Mackerel Crudo, caper berries, Cerignola olives and lemon

I think I've dribbled onto my keyboard. is MY cAps Lock WoRKing?

Braised wild boar ragout open faced ravioli with shaved truffle pecorino

Seriously, I would want to marry this course. I think Katie would give her permission if it meant she could have leftovers.

Bone-in dry aged filet mignon, cannelini beans, Chianti wine reduction

Christ on a bike. I've gone all unnecessary. I didn't even make a smutty reference to the phrase "Bone in". I must have it bad.

Almond biscotti and fresh berries, with Frangelico Zabaione

Because if you're going to have a Zabaione, we might as well make it Frangelico-based. That's what I've always thought. (Goes off to Wikipedia. Realises that Zabaione is the same as Zabaglione. Ooh. Custard. Feels better about himself).

Let's be completely honest. The chances of us sitting down in this restaurant in the near future are remote. I should really just unsubscribe, so the good people responsible for their marketing can concentrate their efforts on someone who, well, actually knows where the heck Syosset is.

But I like getting these emails. They remind me of a less responsible, more indulgent time. And in these austere post-recessionary days that's no bad thing.

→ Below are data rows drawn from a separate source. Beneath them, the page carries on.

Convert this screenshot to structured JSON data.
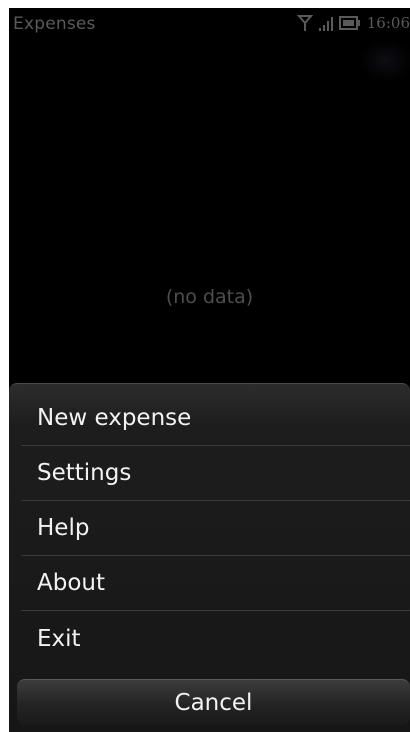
{
  "status_bar": {
    "app_title": "Expenses",
    "time": "16:06",
    "icons": [
      "antenna-icon",
      "signal-icon",
      "battery-icon"
    ]
  },
  "main": {
    "empty_message": "(no data)"
  },
  "menu": {
    "items": [
      {
        "label": "New expense"
      },
      {
        "label": "Settings"
      },
      {
        "label": "Help"
      },
      {
        "label": "About"
      },
      {
        "label": "Exit"
      }
    ],
    "cancel_label": "Cancel"
  },
  "colors": {
    "background": "#000000",
    "menu_background": "#1d1d1d",
    "menu_text": "#f2f2f2",
    "dim_text": "#4e4e4e"
  }
}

Now, if you don't mind, I really do have to fix this keyboarD.


Country Girl said...

Oh, Lord. I make zabaglione w/wine. FRANGELICA? That's the best idea I never had...

Country Girl said...

I just realized that's my dog. In the picture. Funny how it's the little things...

Helen H said...

Now I have to change my top - dribble is not attractive!

Le laquet said...

I don't know whather you'd actually have to marry that course; even being a good Catholic boy you could probably get away with a one night stand!!